Search This Blog

Thursday, October 27, 2011

The Rich Getting Richer

The talking heads on various news networks (especially Fox but also other ones), and especially the morons on talk radio, have been repeatedly attacking the motives of the Occupy Wall Street movement (keep in mind these are the same people who vociferously celebrated the birth and activities of the Tea Party movement). They say those people don't even know what they stand for.

The fact is they stand for a lot of different things, all of which are centered around the fact that 99% of us have our present and future negatively impacted by brash, risky, and often illegal decisions of the 1%.

Consider this story from USA Today as further evidence of the problem:

Directorships, already among the best-paying part-time jobs in Corporate America, are becoming even more lucrative.

Fortune 500 directors could receive median pay of nearly $234,000 in 2011. That's a 10% jump from the 2010 median of $212,500, according to an analysis out Wednesday by compensation consultant Towers Watson.

_________________
Got that? Since last year, CEOs got pay huge raises! What about you? If you are the average American you probably have not had a significant raise in 5-10 years, if you still even have a job.
_________________
Behind the increases: higher cash retainers and gains on Wall Street, which lifted the value of directors' stock compensation 9% last year — the biggest jump in equity award values since 2006, Towers Watson pay consultant Doug Friske says.

_________________  
So you get the fact that it is Wall Street that is being occupied?
_________________ 

Directorships can be far more lucrative. Apple directors averaged more than $984,000 in 2010, while Occidental Petroleum directors averaged nearly $420,000 and directors at troubled Hewlett-Packard got over $381,000.Moreover, while Towers Watson found median pay up 6% in 2010 and expects gains of up to 10% in 2011, firms such as Allergan and Navistar are boosting retainers by up to 80%.
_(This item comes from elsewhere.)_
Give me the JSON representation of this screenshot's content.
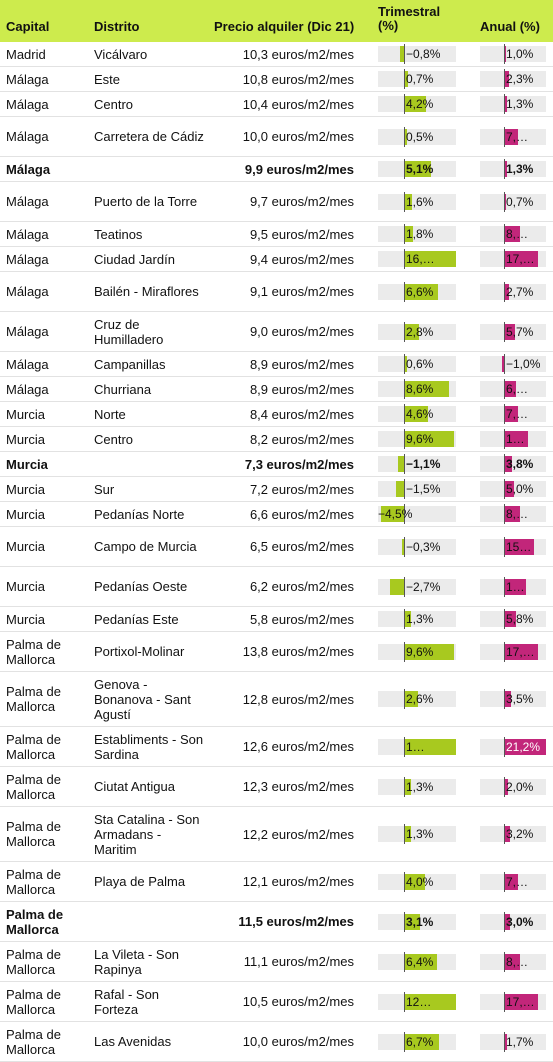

Directors are tasked with overseeing management, executive pay and corporate strategy. Typically, their ranks have been filled by CEOs and retired executives.

Aside from a handful of board and committee meetings, directorships typically consume little time. A recent National Association of Corporate Directors study found directors averaging just 4.3 hours a week on board work.


Critics says directors are largely overpaid and ineffective. "Far too much of their time has been for check-the-box and cover-your-behind activities rather than real monitoring of executives and providing strategic advice on behalf of shareholders," says John Gillespie, a former investment banker and co-author of Money for Nothing: How the Failure of Corporate Boards is Ruining American Business and Costing Us Trillions.

Compensation consultants say that with more regulatory compliance required under federal laws, qualified directors are hard to find, even with higher pay.

"It sounds like a lot of money for a part-time job, but there are some pretty full-time risks," says Jan Koors of pay consultant Pearl Meyer & Partners.

While CEO pay has come under increasing scrutiny, director pay has largely flown under the radar. Stubbornly high unemployment and the growing disparity between the pay of rank-and-file workers and executives could put fresh scrutiny on directors by movements such as "Occupy Wall Street."

Says Arun Gupta, who has been tracking Occupy efforts in several cities for the Indypendent newspaper: "People are going to look at these numbers and say they're excessive and unfair."

The National Association of Corporate Directors did not respond to calls for comment.

_________________  

Well, of course not, what could they say? "You know, in spite of the fact that we are making record profits and yet are not hiring anyone--well not in America at least--and even though we routinely kill our own workers for profit, we earned these salaries!"

So income inequality--the gap between the rich and poor--continues to grow. This is linked to higher rates of violent crime and murder across nations.